Parkinson volatility is now in the 93rd percentile of the distribution since 1991. Traders are not wrong to think that prices have become more volatile during the day than before the crisis erupted – even if a significant portion of that variability looks like noise and is reversed by the time the market closes (Charts 2-4).
But again the main impact of the crisis has been to move the market from a period of unusually low intra-day volatility before January 24 (the 21st percentile of the distribution) to a period of unusually high but not extreme volatility now (93rd percentile). It is impossible to know how much of the is attributable to “fundamentals” (real changes in current and expected supply and demand) and how much is due to “noise” (over-reaction to news flow by uninformed market participants). But the sharp increase in intra-day volatility while close-to-close volatility remains more muted suggests price changes have a higher noise content than normal at the moment.
THE DOG THAT DIDN’T BARK
The lack of a bigger response in terms of either outright prices or observed volatility requires explanation. If a threat to the Middle East countries accounting for onethird of global oil production and Japan’s nuclear disaster do not move prices and volatility significantly, something is clearly happening.
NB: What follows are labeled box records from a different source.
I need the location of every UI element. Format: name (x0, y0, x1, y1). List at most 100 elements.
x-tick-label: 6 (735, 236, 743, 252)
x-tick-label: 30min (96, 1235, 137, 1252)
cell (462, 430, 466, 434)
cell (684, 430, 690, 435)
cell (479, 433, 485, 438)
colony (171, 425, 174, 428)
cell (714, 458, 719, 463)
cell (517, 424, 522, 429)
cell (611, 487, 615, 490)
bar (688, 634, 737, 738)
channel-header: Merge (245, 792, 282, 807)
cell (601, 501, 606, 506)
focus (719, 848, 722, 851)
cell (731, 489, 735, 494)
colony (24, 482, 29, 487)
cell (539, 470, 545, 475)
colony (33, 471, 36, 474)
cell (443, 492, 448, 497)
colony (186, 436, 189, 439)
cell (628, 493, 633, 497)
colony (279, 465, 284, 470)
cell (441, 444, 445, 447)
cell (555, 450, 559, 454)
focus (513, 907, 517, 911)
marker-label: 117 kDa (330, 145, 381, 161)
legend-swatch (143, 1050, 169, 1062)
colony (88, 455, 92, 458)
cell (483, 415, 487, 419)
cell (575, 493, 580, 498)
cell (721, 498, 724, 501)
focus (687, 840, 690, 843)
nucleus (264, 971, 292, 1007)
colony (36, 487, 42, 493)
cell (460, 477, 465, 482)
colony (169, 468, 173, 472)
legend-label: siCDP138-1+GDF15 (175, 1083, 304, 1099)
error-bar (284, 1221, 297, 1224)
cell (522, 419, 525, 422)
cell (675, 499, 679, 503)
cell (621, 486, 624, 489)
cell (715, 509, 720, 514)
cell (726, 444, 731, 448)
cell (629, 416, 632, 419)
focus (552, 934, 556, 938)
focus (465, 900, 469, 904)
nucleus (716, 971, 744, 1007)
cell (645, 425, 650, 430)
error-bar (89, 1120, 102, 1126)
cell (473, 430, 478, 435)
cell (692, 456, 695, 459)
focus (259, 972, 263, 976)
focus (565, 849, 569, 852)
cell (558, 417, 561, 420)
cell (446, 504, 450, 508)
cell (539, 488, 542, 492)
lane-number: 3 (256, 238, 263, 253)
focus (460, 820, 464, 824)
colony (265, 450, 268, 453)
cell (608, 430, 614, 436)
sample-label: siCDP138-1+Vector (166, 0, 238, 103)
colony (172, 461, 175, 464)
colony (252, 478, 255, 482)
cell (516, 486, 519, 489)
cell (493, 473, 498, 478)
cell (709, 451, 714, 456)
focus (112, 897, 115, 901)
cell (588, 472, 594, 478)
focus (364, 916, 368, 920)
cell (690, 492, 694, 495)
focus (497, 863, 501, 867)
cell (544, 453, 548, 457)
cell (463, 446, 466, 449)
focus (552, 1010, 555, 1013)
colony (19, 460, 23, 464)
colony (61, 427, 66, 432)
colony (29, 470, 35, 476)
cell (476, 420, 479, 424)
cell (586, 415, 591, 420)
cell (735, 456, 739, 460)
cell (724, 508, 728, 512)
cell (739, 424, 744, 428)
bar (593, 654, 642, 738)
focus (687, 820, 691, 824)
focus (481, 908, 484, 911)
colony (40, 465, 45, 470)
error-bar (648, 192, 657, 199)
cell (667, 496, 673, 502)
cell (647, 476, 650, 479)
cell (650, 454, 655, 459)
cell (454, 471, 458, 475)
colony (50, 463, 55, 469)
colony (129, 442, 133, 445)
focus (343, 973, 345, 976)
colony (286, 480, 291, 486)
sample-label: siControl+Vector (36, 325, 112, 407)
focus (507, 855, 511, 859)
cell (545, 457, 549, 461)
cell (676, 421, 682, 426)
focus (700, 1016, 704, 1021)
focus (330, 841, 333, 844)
Several explanations suggest themselves and are not exclusive:
(1) Market participants are still struggling to comprehend and price changes which are unusually large and complex. It is well known that prices do not always adjust quickly and can take time to fully incorporate fundamental shifts in supply and demand. If that is what’s happening here, the market could still see significant changes in prices and volatility in the months ahead as the full impact are more fully understood.
(2) Market participants may be assuming recent crises cancel one another out. Supply shocks from the loss of Libyan crude and Japan’s nuclear generators as well as the possible threat to production in the Gulf region could be offset by a demand shock from the earthquake and reduced consumer and business confidence around the globe.
(3) Market participants may have concluded recent shocks, while frightening, do not alter the supply-demandinventory balance much. Loss of Libya’s exports has been largely replaced by output from other sources. Increased demand for oil-fired power generation in Japan is not significant on a global scale (at least for the crude market rather than diesel and fuel oil).
Interruption of oil output in Saudi Arabia and other Gulf producers would be very different – a genuine gamechanger transforming the supply-demand balance, but market participants may have concluded the risk is still remote, especially given the determined suppression of protests in Bahrain and Saudi Arabia recently.
(4) It is not clear how the market should price extreme impact but low probability events such as political unrest and disruption to oil supplies in the Gulf. It may already be pricing in a small chance of disruptions to Saudi and Gulf output.
On the other hand, participants may be seriously under-estimating and under-pricing the non-zero possibility of a really serious supply disruption. Markets often struggle pricing tail risks, sometimes wildly overpricing them and sometimes underpricing them. It is not clear which is the case at the moment.
Ends –
By John Kemp, Reuters market analyst – for Commodities Now.